Explorations: my author blog
The Merchants of Death
It’s been a long time since I updated here: sorry! I am crossposting an entry from my live journal, with a short addition. It’s the clip above, in which a basically honest bartender gets involved with some very shady people out of greed.
Now to the blog post. A couple of weeks ago, my sister and I had the pleasure of going to the Simmons/Horn book Symposium. The theme was resistance, so it was timely, to say the least. I got to meet Richard Peck again! And he was on a panel with the winner for YA literature, Angie Thomas, author of The Hate U Give. This is a book you need to read carefully, without skimming or skipping around. When I first began reading it, I was doing both those things. And it seemed too polemical, too much a retelling of current events. When I read more slowly, though, I really appreciated the story, the characters, and the craft Thomas uses in bringing them into a whole. It’s pretty devastating, actually, but not without hope.

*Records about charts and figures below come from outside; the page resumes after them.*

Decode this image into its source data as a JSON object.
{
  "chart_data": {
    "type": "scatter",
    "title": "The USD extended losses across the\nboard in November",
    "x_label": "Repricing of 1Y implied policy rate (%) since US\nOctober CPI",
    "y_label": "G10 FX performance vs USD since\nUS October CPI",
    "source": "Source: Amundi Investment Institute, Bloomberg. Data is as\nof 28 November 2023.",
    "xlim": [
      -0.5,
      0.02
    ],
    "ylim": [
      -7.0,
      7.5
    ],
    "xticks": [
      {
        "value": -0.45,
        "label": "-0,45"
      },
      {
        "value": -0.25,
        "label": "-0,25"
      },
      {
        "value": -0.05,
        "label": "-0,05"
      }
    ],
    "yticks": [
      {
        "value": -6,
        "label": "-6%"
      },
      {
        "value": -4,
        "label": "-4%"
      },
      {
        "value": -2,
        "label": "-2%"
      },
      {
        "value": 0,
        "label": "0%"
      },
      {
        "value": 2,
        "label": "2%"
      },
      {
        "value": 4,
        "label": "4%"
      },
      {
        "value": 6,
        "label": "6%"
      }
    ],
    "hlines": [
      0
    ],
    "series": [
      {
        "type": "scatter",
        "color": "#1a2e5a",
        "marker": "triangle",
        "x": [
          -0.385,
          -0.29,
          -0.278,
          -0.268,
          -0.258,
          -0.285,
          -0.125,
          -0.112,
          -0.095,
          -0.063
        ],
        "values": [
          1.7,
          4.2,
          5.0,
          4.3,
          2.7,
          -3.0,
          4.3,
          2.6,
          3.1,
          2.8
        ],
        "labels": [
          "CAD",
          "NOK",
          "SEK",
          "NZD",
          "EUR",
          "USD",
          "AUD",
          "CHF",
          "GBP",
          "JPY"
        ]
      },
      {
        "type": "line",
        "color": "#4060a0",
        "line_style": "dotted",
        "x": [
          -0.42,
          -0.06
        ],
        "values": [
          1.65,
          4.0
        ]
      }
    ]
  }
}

Since she is a woman of color, Thomas is able to do some things a white writer could not. She presents her African-American teen characters with great empathy and nuance. The boy who dies in the story, Khalil, is by no means a bad kid. But he does make mistakes. He gets involved in gang activity, though he doesn’t want to and avoids becoming a gang member. When the police pull him over, he argues and is slow to cooperate. it’s nevertheless quite clear that Khalil and his friend Starr, the main character, are unarmed children who pose no threat to anyone. Khalil dies, anyway.